I am in constant awe of great works of the imagination. Westeros, Middle Earth, the Discworld. The culture and history that underpins Erikson’s Malazan Book of the Fallen. Rowling’s fantastical realm of magic. Phillip Pullman’s subtle distortions of reality. Asimov’s and Douglas’ galaxy spanning stories. There are too many too list. Yet, it is precisely because of the childlike wonder these creations inspire that I am willing to overlook their obvious flaws.
For example, take the economics of Rowling’s wizarding society, something which Eliezer Yudkowsky pokes fun at in Harry Potter and the Methods of Rationality. Or consider the idealistic avoidance of mundane realities in Tolkien’s legendarium. They do not have empirical rigour—the infrastructure and mechanics of these societies would not function in reality. To explain why, read the following. It is a heuristic called Gall’s Law. It states:
“A complex system that works is invariably found to have evolved from a simple system that worked. A complex system designed from scratch never works and cannot be patched up to make it work. You have to start over with a working simple system.”
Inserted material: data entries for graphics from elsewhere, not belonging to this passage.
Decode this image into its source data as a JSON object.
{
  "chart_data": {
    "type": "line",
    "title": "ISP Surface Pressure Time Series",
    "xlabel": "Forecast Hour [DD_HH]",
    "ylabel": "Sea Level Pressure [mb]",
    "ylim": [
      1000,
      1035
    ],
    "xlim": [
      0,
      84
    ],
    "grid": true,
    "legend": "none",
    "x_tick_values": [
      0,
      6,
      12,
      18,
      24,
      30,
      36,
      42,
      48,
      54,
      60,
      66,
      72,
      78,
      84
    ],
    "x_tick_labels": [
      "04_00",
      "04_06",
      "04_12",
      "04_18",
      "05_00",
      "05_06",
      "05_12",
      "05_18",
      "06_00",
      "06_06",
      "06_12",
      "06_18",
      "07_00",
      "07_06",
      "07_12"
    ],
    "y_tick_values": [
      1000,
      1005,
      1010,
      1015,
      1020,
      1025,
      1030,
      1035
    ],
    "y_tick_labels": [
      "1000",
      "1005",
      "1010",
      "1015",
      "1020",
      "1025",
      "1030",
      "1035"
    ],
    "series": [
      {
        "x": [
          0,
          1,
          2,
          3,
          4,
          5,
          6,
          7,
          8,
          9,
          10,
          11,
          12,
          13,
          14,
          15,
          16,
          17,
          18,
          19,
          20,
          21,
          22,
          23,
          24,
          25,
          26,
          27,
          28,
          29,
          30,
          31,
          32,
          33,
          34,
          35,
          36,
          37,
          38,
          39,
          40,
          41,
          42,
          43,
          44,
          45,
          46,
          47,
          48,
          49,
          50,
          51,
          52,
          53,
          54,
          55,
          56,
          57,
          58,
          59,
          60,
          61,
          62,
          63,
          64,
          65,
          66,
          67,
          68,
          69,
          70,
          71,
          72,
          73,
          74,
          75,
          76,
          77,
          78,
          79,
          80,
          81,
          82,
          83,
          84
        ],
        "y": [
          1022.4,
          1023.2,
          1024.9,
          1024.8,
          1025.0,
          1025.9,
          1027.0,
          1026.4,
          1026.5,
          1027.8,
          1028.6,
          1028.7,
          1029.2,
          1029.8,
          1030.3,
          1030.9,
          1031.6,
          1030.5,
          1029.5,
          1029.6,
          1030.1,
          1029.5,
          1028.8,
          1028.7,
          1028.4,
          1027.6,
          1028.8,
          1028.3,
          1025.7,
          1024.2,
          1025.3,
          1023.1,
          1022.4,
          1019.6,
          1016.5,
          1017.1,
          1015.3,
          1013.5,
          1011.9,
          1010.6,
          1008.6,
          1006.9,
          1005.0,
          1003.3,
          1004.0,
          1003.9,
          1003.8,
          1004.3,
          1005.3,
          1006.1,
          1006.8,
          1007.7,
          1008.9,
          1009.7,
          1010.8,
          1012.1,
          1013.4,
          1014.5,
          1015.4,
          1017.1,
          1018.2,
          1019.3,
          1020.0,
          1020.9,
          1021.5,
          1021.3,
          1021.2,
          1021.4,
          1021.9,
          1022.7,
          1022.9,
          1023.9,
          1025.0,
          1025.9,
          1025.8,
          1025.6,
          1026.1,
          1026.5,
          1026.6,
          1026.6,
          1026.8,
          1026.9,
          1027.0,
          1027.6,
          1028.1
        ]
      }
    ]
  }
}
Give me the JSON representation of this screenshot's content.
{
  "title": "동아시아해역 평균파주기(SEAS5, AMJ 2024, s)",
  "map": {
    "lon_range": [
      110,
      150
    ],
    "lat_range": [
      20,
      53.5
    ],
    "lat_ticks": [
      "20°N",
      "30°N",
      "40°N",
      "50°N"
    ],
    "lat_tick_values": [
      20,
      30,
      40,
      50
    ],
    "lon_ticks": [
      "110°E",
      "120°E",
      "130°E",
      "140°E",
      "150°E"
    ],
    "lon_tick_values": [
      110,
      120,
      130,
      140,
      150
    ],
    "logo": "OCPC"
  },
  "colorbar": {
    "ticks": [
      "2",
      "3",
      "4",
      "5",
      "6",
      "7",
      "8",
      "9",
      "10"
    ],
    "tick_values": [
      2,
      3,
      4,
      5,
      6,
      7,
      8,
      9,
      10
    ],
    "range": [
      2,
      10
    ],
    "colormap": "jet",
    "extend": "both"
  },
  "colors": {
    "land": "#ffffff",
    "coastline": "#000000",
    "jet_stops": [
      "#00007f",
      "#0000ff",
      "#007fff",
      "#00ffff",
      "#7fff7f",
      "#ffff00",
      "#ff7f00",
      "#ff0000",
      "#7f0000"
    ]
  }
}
The creators of these worlds—because of the nature of their work—are forced to violate this rule of thumb because their creations spring from a single mind. It is the equivalent of an emperor having to dream up and explicitly define and describe the workings of his whole empire. It is impossible. No mind is vast enough to conceive of the millions of perfectly cut jigsaw pieces that must be assembled to create a thing resembling the Real World.
I’m giving them the benefit of the doubt, but this is what some who disdain the worlds of fantasy of science fiction are really peeved about. They know, on some level, that anything other than reality is unreal and impossible. The processes of evolution, the give and take of creation and destruction, of survival and obliteration—these cannot be duplicated, and they have neither the will nor the ability to compel themselves to forget that. And as someone trying to create their own slice of something that doesn’t exist, I must keep this in mind.
True, my ambition is not as bold and as grand as these awe-inspiring others. But still, I would like my creations to have some sort of empirical rigour. For example, if I create a fictional institution, I would like that institution to at least be conceivable in reality. And for that to happen, I must constantly remind myself that the truest peril of worldbuilding, on any scale, is that is something that happens from the top-down, at the behest of a single authority otherwise known as the author. Whereas the world we know and sometimes love is brought about in reverse, from the bottom up and by the deeds of many millions of beings through many millions of moments.